Azja-Pacyfik

First Chinese Woman in Space (added on 2012-07-14)

China has reached another milestone in the lengthy process of space exploration. The Shenzhou 9 (Divine Ship) spacecraft has launched the first Chinese taikonaut into the Earth's orbit, and it has successfully docked with the unmanned experimental testbed Tiangong 1 (Heavenly Palace).

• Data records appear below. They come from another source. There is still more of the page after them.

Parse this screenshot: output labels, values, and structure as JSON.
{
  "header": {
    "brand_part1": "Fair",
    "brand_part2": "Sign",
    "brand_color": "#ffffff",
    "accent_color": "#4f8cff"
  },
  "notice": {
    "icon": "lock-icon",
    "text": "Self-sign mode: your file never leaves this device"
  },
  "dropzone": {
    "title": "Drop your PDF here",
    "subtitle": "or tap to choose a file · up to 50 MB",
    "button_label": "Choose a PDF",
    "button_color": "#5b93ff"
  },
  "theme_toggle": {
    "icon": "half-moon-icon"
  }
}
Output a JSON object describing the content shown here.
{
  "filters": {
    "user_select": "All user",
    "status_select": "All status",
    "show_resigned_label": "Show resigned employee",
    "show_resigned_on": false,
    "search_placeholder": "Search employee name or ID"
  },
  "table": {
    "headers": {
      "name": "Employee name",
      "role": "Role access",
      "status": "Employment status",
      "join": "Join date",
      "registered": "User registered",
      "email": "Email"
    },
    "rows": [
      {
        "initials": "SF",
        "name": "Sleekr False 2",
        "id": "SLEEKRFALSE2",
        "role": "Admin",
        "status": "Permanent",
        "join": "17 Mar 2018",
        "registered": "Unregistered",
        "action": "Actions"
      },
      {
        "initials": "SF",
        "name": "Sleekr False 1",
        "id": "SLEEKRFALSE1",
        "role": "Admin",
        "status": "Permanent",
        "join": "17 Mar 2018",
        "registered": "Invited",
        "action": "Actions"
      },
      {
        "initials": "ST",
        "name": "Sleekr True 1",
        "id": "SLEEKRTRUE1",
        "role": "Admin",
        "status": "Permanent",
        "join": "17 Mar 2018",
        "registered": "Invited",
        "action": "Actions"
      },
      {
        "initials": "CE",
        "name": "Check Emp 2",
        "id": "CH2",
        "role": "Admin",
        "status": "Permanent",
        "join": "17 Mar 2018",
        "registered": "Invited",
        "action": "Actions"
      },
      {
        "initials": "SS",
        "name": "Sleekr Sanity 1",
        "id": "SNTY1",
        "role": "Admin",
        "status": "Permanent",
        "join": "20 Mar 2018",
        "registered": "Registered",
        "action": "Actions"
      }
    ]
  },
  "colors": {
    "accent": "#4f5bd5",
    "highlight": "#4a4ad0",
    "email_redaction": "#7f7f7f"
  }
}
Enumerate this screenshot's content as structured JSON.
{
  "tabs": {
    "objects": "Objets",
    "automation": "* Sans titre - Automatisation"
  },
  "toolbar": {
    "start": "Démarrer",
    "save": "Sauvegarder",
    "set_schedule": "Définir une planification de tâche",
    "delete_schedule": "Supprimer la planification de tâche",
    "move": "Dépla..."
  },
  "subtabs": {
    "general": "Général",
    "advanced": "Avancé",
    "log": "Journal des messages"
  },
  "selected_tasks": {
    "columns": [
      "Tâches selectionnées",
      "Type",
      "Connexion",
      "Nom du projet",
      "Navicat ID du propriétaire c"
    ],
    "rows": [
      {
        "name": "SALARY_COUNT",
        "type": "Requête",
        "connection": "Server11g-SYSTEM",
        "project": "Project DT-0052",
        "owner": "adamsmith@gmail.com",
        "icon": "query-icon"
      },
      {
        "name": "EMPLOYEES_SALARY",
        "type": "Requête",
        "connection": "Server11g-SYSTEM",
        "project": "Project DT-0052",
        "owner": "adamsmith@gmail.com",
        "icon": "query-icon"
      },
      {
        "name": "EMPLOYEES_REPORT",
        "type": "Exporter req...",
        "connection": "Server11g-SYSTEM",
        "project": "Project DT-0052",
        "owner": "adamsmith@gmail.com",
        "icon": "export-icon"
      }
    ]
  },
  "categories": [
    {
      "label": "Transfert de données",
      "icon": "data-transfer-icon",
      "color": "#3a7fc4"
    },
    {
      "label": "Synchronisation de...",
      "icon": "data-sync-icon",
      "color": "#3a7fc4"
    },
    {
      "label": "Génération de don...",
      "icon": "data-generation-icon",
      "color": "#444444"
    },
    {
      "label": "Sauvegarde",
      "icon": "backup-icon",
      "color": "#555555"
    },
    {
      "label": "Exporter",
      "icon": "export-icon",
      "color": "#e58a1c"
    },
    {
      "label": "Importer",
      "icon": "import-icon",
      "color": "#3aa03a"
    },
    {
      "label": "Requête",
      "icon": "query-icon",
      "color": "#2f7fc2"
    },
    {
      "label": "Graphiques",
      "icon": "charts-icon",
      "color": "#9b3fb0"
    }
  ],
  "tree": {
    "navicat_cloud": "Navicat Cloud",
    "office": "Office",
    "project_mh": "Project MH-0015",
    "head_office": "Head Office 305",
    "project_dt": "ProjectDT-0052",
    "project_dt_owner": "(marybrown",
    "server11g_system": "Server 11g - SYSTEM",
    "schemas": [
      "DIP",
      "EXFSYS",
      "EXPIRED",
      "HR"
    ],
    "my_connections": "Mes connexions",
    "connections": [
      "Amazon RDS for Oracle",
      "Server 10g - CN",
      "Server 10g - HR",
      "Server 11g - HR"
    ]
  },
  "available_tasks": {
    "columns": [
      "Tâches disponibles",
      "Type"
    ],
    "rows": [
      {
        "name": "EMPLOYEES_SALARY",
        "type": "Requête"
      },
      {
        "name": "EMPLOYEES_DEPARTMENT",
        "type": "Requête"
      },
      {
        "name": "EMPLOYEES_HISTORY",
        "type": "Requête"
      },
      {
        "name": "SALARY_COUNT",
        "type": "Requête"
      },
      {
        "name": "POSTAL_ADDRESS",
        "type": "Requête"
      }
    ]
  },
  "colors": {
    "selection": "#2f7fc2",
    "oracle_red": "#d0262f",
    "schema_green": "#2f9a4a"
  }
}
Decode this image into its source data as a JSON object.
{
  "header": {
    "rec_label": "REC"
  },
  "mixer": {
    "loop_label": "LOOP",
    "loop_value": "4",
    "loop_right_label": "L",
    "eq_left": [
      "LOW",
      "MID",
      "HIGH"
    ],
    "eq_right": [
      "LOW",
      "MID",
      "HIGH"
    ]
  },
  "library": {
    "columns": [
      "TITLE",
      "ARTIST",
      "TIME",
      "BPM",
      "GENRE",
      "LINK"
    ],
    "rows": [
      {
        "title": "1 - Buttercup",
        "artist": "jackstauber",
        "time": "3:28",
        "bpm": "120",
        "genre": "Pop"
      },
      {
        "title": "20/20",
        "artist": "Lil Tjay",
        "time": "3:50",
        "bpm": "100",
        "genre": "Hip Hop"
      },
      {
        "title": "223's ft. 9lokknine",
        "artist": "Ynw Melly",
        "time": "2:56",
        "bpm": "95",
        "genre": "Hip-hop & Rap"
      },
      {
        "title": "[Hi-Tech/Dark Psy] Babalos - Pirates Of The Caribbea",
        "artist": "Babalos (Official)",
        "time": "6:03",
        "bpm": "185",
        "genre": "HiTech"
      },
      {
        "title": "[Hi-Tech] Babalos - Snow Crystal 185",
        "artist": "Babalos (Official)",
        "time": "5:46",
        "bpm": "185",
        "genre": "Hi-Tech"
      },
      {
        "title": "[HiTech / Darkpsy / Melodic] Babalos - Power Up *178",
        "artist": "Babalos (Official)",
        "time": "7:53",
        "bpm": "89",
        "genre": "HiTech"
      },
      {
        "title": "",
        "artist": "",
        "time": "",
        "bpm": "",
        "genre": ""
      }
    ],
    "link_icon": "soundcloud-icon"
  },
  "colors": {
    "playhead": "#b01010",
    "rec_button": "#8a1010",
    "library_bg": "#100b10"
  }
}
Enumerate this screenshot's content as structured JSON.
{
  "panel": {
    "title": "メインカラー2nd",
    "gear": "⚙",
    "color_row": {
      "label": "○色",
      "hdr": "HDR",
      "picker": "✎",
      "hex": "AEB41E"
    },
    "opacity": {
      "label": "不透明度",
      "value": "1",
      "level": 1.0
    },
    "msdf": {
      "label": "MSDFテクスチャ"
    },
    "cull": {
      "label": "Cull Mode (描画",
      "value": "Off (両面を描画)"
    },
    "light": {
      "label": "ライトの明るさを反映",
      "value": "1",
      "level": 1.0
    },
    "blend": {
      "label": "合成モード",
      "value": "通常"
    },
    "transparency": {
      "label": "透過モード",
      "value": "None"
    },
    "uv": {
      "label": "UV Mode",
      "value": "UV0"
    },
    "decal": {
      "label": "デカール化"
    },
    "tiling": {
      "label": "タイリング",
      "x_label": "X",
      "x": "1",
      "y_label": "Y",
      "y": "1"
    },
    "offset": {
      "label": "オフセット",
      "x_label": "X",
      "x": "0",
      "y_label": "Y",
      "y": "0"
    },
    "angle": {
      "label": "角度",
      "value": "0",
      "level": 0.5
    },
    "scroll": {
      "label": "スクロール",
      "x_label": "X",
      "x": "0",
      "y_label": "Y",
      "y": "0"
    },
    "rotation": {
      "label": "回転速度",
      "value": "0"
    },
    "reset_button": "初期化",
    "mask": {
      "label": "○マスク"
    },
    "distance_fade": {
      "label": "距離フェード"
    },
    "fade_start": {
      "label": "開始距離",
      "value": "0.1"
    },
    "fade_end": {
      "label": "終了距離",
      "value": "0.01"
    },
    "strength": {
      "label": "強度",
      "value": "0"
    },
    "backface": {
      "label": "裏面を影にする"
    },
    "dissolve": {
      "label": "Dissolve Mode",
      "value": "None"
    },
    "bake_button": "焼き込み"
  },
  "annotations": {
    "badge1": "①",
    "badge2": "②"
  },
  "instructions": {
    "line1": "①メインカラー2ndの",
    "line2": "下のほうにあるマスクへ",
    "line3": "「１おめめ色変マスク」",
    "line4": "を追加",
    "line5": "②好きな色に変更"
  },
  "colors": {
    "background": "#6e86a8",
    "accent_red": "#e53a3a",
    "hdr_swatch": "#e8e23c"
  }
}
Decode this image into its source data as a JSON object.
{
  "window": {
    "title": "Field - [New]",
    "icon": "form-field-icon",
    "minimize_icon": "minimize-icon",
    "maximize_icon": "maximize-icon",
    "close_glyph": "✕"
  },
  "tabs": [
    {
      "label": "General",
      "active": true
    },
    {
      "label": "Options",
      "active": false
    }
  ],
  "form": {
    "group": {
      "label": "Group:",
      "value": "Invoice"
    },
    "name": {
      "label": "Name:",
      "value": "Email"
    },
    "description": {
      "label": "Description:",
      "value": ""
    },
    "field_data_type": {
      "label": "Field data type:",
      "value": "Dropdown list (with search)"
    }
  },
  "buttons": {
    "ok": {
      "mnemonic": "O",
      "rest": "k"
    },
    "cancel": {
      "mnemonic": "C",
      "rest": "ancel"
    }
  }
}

The flight of Shenzhou 9 began on June 16, 2012, with Jing Haipeng, Liu Wang and the first Chinese female astronaut, Liu Yang, on board. During the longest manned flight in the history of Chinese cosmonautics (10-days-long) there were two dockings with Tiangong 1: the first , automatic on June 18 and 6 days later the second, crew-guided. On June 27 a successful, crew-guided dispatching was conducted and on June 29 Shenzhou 9 returned to Earth. The Tiangong 1 experimental testbed, launched into space in Spetember 2011 is used for exercises preparing a 60-ton  space station (to be finished in 2020) to be placed on the orbit of the Earth.

The flight in which Liu Yang took part took place precisely 49 years after the feat of Valentina Tereshkova from Russia. It was the second flight for the oldest member of the crew, Jing Haipeng, and the first for 42-year-old Liu Wang and 33-year-old Liu Yang. Liu Yang, a mayor of the People’s Liberation Army is an experienced military pilot and had been preparing herself for the mission for only two years. A second manned flight is planned in 2012.

The Chinese space program started in the mid-50’s in cooperation with the Soviet Union, with Qian Xueshen, a scientist expelled from the US on charges of espionage, as its key person. After the sino-soviet split the Chinese conducted their own research. In 1970 they managed to launch their first satellite, Dongfanghong 1 (The East Is Red). In the 1980’s research intensified and the construction of space shuttles commenced. Projects 863 and 921 led to the creation of the Shenzhou ships. The first, Shenzhou 1, was launched on November 20, 1999. The first manned Shenzhou flight took place on October 15, 2003, and the first Chinese taikonaut was Yang Liwei, whose flight lasted altogether 21 hours. In 2008, during the Shenzhou 7 flight one of the three-person crew Zhai Zhighang took a walk in space.

China is intensively developing its space exploration program and is hoping to send a man to the Moon in the next five years. They are also working on meteorological and communicational satellite systems. The Beidou (Ursa Major) satellite navigation system will have covered the whole of Asia by the end of 2012 and the entire globe by 2020.

The Chinese engagement in space research worries many countries, especially after January 11, 2007, when China, using ground equipment, shot down their own meteorological satellite, Feng Yun 1C. China is the third country (after the USA and Russia) which is able to take down an object in space. There is a threat that China’s increased presence in outer space could lead to a renewal of  the rivalry for using extra-terrestrial resources and a fight for cosmic domination.

The USA still has the most modern space technology and is the first, when it comes to the exploitation and research of outer space, but due to the financial crisis it is cutting spending on the development of cosmonautics. Russia is unable to develop its space program as well and simply keeps up the status quo. Despite heavy spending and huge effort, China, aspiring to be a global power, is still light years away from the leaders. China’s goal is not getting ahead of them or space domination, but only minimizing the delay. The Tiangong space station will be five times smaller than the existing (since 1998) International Space Station, which will be probably disassembled in 2020.